The ln command -f option forces the creation, even if that name already exists:. Thus we can see the same name points to two differents physical inodes. By the way, it’s obvious that both ” cat ” commands, while working on the same filename, display chrisrophe completely different contents, nevertheless no change happened to these files between the two operations.

In fact, we would like the functions used to check and to access the file, to always point to the same content and the same inode. The kernel itself automatically manages this association when it provides us with a file descriptor. When we open a file for reading, the open system call returns an integer value, that is the descriptor, associating it to the physical file within an internal table. All the reading we’ll do next will concern this file content, whatever happens to the name used for the file opening.


Let’s insist on that point: As soon as there is still a process having a descriptor for a file, the file content isn’t removed from the disk, even if its name disappeared from the directory where it was stored. The kernel ensures to keep the association to the file content during the lapse of time between the open system call providing a file descriptor and the release of this descriptor using close or when the process ends. But then we got our solution!

Enough to start opening the file and then check the permissions examining the descriptor characteristics instead of the filename ones. This is done using the fstat system call this last working like statbut checking a file descriptor rather than a path. To get next an IO flow around the descriptor we’ll use the fdopen function working like fopen while relying on a descriptor rather than on a filename.

Thus, the program becomes:. This time, after line 20, no change concerning the filename deleting, renaming, linking will affect our program’s behavior; the content of the original physical file will be kept.

Thus, it’s important, when manipulating a file, to ensure the association between the internal representation and the real content stays constant.

Preferently, we’ll use the following system calls, these last manipulating the physical file as an already open descriptor rather than their equivalents using the path to the file:. Then, of course, you must start opening the file in the wanted mode, calling open don’t forget the third argument when creating a new file.

More on open later, when talking about the temporary files problem.

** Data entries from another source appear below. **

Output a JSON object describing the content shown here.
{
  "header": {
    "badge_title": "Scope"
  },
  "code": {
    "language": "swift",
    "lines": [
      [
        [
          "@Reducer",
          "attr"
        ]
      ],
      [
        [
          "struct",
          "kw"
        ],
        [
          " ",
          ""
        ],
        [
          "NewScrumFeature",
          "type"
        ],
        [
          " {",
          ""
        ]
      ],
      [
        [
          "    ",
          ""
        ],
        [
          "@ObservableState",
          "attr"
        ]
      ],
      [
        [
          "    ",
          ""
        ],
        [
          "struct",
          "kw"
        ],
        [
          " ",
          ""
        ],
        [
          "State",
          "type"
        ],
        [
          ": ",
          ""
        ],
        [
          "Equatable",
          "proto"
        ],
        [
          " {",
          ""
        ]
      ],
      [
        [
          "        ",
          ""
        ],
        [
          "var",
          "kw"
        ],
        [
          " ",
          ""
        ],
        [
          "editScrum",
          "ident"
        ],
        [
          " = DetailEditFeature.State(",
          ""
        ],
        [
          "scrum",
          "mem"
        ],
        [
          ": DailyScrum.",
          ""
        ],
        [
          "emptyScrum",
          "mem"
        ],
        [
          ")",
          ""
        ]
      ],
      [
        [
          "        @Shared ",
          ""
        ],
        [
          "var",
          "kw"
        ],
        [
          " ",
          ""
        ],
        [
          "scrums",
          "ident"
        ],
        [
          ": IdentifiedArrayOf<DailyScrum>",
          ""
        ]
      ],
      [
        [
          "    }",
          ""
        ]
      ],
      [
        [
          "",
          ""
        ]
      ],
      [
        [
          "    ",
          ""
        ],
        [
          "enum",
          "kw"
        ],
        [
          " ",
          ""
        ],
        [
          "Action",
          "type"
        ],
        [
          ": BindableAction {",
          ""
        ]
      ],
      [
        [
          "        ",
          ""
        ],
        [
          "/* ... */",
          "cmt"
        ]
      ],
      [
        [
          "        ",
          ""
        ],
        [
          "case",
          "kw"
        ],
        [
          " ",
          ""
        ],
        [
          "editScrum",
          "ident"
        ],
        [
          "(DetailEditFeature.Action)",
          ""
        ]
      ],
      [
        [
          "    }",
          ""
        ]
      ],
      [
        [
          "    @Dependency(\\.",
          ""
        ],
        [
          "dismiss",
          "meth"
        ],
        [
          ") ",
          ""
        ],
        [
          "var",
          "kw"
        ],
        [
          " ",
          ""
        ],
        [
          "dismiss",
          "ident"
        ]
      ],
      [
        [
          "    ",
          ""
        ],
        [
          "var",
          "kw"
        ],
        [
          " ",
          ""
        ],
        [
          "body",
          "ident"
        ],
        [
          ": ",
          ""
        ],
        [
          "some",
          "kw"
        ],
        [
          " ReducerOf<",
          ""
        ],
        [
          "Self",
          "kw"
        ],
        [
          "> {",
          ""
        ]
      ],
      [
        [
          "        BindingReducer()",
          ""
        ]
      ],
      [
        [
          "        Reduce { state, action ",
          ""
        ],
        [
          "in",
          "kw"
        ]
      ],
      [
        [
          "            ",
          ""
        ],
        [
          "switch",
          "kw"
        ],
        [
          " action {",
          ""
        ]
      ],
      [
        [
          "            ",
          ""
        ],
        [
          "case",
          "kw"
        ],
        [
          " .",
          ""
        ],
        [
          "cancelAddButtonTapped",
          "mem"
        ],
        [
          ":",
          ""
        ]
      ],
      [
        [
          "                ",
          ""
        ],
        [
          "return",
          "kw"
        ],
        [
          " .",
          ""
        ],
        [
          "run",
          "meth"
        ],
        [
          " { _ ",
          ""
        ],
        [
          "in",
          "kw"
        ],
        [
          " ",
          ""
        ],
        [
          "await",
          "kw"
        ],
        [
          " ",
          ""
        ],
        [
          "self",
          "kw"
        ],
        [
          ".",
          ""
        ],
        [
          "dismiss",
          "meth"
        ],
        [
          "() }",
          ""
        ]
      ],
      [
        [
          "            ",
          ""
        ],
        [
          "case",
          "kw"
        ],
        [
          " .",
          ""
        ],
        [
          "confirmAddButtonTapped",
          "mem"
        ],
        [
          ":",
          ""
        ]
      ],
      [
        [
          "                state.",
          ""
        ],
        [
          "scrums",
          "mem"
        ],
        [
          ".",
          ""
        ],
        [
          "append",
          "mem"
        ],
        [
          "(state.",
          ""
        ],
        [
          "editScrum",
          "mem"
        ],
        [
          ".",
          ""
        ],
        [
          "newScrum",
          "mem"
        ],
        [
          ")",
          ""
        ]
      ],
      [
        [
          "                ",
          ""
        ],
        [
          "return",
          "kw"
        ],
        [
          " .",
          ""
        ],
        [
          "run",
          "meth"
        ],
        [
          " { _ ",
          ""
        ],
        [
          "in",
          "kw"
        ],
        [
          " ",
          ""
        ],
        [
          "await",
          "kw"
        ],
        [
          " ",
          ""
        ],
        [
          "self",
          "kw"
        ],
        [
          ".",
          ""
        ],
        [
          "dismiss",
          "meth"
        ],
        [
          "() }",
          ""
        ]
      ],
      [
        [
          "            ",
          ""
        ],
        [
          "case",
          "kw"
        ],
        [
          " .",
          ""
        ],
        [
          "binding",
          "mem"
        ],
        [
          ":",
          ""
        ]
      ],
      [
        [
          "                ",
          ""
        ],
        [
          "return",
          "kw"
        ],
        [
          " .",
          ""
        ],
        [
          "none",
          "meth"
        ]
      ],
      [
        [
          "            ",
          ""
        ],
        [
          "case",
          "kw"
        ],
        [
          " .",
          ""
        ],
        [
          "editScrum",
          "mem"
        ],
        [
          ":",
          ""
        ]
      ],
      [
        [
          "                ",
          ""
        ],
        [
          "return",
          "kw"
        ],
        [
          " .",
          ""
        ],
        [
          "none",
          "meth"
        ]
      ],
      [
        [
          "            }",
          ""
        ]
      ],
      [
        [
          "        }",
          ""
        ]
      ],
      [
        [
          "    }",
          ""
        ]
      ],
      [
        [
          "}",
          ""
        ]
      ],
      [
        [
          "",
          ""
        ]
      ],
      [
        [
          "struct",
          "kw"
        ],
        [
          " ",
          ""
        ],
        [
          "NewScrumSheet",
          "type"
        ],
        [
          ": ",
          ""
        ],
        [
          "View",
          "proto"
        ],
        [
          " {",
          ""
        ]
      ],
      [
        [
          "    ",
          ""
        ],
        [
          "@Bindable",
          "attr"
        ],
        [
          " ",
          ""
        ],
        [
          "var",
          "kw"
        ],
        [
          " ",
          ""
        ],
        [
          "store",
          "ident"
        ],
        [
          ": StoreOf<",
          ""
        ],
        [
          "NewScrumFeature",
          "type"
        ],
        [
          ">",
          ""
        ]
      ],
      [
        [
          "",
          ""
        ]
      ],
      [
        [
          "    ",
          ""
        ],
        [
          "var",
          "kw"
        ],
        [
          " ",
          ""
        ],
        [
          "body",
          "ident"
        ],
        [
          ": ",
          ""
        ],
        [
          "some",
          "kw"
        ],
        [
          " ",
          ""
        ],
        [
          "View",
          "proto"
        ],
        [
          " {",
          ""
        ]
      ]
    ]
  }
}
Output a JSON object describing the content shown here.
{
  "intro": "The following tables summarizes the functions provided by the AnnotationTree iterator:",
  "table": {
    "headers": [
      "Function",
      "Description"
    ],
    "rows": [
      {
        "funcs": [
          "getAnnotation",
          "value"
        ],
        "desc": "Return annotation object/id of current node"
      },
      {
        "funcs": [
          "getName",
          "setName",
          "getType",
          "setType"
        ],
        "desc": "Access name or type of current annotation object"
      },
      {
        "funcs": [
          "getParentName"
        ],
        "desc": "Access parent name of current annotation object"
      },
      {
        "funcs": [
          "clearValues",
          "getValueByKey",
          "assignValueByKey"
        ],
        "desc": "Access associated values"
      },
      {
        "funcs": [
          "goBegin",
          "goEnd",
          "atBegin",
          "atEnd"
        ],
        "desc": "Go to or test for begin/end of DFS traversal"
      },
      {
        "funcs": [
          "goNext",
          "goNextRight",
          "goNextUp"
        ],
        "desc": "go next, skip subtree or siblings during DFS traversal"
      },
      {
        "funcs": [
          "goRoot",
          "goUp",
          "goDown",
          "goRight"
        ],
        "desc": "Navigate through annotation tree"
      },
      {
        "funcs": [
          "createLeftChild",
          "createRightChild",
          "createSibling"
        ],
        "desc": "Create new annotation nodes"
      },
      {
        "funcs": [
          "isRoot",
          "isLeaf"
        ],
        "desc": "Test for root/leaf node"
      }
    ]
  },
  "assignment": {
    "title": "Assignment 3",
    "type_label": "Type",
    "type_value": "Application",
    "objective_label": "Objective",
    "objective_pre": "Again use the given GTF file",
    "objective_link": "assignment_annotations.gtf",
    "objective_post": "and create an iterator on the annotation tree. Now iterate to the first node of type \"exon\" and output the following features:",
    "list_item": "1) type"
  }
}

We must insist in how is important to check the system calls return codes. This behavior can seem acceptable as soon as a damaged file system repair is concerned. On the other hand, checking that it was impossible to open the file instead of checking if the file really existed, was less acceptable. Let’s finish with this digression insisting in how it’s important to check, not only the system calls success or failure, but the error codes too, before taking any action about system security.

A program concerning the system security shouldn’t work relying on the exlusive access to a file content.

Similar authors to follow

chrkstophe More exactly, it’s important to properly manage the risks of race conditions to the same file. The main danger comes from an user running simultaneously multiple instances of a Chrisgophe root application or establishing various connexions at once with the same daemon, hoping to create a race condition situation, during which the content of a system file could be modified in an unusual way.

To avoid a program being sensitive to this kind of situation, it’s necessary to institute an exclusive access mechanism to the file data.

This is the same problem as the one found in databases when various users are allowed to simultaneously query or change the content of a file. The files locking principle allows to solve this problem. When a process wants to write into a file, it bkaess the kernel to lock that file – or a part of it. As far as the process keeps the lock, no other process can ask to lock the same file, or at least the same part of the file. In the same way, a process asks christopphe locking before reading the content of a file, what ensures no changes will be done as far as the lock is kept.